Albert Edward Ismail Yelda (ܐܠܒܪܬ ܐܕܘܪܕ ܐܝܣܡܥܝܠ ܝܠܕܐ) (born 1959 Ramadi, Iraq) was Iraq's ambassador to the Vatican. Yelda, an ethnic Assyrian, belongs to the Ancient Church of the East. Prior to the United States-led 2003 invasion of Iraq, Yelda dedicated himself to the legal counsel and assistance projects for the Iraqi immigrants in London, England from 1987 until 2003, when he returned to Iraq.

During his time in London, Yelda co-founded the anti-Baath organization the Iraqi Liberation Coalition with friend Ayad Allawi.

In early 2004, he was appointed as Iraq's 14th new ambassador to the Vatican.
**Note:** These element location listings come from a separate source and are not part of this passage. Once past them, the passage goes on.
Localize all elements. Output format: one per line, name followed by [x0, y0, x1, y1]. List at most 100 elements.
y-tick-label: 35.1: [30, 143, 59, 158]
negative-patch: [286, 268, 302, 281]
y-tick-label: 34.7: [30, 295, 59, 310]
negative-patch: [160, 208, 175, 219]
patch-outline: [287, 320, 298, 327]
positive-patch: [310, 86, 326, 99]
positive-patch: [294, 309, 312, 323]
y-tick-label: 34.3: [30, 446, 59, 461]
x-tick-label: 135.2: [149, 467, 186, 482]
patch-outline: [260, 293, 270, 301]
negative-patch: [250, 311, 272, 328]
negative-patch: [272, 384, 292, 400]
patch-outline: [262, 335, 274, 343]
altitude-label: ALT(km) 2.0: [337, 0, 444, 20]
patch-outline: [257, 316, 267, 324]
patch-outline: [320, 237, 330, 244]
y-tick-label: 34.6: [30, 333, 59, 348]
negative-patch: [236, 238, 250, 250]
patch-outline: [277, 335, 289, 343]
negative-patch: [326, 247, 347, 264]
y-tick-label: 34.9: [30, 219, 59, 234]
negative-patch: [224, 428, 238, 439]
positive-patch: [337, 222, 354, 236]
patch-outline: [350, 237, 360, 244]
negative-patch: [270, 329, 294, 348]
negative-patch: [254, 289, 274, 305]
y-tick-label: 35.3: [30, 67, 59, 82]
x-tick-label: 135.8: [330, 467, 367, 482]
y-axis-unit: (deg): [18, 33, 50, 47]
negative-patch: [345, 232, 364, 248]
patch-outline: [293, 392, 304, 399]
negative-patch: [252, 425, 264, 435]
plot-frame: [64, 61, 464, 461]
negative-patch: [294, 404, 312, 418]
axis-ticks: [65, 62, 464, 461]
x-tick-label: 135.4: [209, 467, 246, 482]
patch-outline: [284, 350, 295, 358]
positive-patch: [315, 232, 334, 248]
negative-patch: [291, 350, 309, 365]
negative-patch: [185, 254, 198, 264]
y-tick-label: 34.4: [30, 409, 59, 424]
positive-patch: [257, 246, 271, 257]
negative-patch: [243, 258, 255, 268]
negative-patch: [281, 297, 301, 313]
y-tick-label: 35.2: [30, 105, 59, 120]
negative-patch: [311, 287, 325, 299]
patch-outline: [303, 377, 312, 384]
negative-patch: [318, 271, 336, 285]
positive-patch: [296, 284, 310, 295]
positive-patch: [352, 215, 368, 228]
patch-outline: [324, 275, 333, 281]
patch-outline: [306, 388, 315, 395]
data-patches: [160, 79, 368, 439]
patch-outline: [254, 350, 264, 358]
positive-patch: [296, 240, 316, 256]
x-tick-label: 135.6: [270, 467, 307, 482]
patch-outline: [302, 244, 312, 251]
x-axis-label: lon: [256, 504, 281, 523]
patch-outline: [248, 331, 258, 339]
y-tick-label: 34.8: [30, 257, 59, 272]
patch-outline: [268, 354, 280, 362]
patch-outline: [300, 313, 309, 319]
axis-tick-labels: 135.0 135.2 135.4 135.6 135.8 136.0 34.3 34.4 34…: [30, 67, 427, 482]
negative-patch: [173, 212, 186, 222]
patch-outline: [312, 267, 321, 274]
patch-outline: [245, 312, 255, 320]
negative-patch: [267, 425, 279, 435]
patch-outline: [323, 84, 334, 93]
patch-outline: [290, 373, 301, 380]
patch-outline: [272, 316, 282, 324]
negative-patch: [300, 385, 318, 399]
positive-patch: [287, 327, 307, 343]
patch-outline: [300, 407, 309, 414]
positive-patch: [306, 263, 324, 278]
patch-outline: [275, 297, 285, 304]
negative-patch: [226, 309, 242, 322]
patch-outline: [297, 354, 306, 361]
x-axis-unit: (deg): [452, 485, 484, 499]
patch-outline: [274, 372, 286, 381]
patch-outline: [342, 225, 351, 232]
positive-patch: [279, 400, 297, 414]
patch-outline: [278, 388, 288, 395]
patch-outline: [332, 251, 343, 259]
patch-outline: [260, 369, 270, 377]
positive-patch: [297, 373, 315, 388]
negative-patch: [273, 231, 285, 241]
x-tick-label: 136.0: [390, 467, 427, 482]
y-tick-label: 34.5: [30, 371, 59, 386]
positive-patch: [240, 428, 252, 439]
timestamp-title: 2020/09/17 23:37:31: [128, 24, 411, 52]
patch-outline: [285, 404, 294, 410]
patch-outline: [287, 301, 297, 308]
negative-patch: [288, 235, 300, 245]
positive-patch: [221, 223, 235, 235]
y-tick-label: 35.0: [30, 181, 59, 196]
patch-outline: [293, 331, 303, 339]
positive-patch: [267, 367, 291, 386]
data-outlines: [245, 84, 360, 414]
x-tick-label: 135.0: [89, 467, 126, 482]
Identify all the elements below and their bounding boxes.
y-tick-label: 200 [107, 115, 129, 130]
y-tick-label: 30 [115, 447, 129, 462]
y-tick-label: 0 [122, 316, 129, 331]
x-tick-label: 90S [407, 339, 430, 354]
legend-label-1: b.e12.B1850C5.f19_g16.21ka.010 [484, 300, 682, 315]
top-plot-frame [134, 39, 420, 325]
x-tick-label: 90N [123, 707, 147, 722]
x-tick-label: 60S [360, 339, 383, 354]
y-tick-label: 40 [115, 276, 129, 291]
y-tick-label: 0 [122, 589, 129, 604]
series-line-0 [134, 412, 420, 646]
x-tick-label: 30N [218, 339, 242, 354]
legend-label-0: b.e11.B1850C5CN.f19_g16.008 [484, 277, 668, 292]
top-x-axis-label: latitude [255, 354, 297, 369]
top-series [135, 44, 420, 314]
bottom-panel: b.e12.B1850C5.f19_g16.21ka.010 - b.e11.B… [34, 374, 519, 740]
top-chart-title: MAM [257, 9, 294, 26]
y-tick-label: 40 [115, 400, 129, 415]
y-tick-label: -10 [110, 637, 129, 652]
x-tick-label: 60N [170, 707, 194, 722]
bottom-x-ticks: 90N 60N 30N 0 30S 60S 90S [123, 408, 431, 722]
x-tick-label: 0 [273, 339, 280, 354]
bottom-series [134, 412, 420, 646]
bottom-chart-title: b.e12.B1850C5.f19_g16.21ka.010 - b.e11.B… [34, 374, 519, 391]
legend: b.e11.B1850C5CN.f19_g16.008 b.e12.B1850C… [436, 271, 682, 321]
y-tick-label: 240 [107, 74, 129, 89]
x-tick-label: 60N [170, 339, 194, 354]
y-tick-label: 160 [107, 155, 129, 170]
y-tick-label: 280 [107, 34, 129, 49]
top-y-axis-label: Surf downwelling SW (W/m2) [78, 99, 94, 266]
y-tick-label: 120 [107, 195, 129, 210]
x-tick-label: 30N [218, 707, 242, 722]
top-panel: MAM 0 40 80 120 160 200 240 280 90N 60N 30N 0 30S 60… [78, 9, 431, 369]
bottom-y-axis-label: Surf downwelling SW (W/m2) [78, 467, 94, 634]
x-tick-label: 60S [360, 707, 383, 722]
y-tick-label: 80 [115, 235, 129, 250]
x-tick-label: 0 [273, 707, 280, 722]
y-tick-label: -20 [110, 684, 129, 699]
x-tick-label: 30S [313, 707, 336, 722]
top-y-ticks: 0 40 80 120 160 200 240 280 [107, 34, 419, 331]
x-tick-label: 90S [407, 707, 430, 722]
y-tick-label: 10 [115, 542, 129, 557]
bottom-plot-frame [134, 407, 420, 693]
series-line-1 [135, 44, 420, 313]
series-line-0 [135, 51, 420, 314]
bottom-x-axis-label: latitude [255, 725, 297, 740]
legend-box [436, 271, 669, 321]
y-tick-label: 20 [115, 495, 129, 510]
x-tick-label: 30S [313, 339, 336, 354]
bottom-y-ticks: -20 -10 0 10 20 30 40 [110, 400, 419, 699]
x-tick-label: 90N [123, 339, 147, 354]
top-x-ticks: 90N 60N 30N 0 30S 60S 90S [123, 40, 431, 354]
In November 2004, Yelda met with Pope John Paul II and talked about the situation of the Christian minority in Iraq.

Yelda has met twice with Pope Benedict XVI, once in a visit on May 12, 2005, in the Vatican and on September 25, 2006, when he joined other diplomats from the Arab League and other Muslim countries to find peace after the Pope's controversial comments, which has led to further persecution of Iraq's Christian minority.

In 2007 he was awarded Knight Grand Cross of the Order of Pius IX.